According to Deaver, reading the Bible without taking cultural and historical realities into consideration can result in troubling outcomes.

“The Bible can easily be used to oppress and to harm,” Deaver said.

Deaver, who holds a PhD in feminist theology and is a member of the Evangelical Lutheran Church of America, grew up in a denomination that ordained women and then went to seminary with people who had never had a female pastor. She said it was eye-opening to realize how poorly women are represented in the church.

She thinks women don’t try to pursue church leadership because of the way male pastors send out their message.

“As females, we don’t really imagine ourselves being that leader,” Deaver said. “Any time that you have a pastor preaching to young girls, they really need to be aware of how they say things and how they teach things.”

According to the 2018 State of Clergywomen in the U.S. statistical study by Eileen Campbell-Reed, a Christian scholar and lecturer, about 21% of clergy in the United States are women.


Michels said she has learned that despite the denominations and pastors that don’t let women lead, women participated in many monumental moments in the Bible.
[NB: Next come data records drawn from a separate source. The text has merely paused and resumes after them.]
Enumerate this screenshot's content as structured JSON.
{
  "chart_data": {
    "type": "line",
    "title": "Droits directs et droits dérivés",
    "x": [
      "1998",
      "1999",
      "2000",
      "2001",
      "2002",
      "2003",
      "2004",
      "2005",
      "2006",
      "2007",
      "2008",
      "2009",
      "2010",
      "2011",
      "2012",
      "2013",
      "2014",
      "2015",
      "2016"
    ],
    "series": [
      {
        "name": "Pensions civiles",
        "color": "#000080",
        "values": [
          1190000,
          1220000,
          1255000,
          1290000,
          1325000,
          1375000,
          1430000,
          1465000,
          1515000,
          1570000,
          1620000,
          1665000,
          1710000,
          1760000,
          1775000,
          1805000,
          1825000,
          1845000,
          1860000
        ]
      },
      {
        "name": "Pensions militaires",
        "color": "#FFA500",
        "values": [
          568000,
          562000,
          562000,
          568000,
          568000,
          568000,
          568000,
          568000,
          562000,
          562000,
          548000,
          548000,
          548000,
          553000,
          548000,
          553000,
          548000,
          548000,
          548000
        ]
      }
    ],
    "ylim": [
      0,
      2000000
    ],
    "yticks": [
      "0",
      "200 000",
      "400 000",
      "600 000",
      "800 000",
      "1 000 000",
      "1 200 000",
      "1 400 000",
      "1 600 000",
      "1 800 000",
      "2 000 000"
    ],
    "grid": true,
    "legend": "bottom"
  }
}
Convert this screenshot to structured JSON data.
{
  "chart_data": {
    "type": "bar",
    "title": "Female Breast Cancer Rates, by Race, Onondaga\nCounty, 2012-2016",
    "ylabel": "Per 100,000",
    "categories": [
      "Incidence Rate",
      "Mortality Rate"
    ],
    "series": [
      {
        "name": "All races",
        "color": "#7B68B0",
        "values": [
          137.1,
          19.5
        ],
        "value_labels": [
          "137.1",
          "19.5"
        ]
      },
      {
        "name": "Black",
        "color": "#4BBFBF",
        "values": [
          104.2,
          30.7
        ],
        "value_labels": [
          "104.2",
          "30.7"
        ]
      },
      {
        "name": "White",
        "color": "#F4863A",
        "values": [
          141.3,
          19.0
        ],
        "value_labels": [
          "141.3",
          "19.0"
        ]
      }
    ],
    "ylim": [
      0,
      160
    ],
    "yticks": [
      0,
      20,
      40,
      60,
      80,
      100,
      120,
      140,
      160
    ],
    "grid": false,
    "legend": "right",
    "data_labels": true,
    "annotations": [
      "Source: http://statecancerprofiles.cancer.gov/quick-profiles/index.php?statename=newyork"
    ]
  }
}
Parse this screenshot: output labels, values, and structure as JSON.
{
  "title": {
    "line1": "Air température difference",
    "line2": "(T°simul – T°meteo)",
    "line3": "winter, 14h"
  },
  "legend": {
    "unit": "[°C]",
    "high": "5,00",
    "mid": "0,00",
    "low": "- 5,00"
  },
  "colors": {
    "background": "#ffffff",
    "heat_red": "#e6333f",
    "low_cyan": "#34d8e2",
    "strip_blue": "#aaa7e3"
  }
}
One of them involves the resurrection of Jesus on Easter morning, when women were the first to discover that he was missing from his tomb, and then the first to encounter him risen later.

“If Jesus didn’t rise again, our entire faith system would be nonexistent,” Michels said.

Recently, scholars and Christian theologians have also found a way to read the 1 Timothy 1:2-11 passage that doesn’t tell women to learn without having a voice.

According to BibleRef, an online Christian commentary, in his first letter to Timothy, Paul is expressing his concern over a violation of the cultural tradition of women not being allowed to teach. Instead of reading the phrase as “to remain quiet,” it suggests that Paul meant women should learn with a sense of “peacefulness, or stillness, or calmness.”

This kind of thinking doesn’t work for everyone. Muraca — though she dedicated herself to reading the Bible front to back — couldn’t find common ground with her faith.

“It was just an inability to reconcile my political beliefs and morals with things I have learned the Bible contains, particularly the sexism and homophobia,” Muraca said.

But Michels reads the same texts and finds inspiration. Interpretations that hold women to lower roles, she said, evolved because in Biblical times, women depended entirely on their husbands and weren’t allowed to have a voice in legal, business or other public matters.

She returned to the fact that it was women who discovered Jesus missing from his tomb — proving that women had importance and value in God’s eyes.

“God really does fight for women,” Michels said. “And he believes in their importance and their value, same as men, and he calls on men to love women and women to love men.”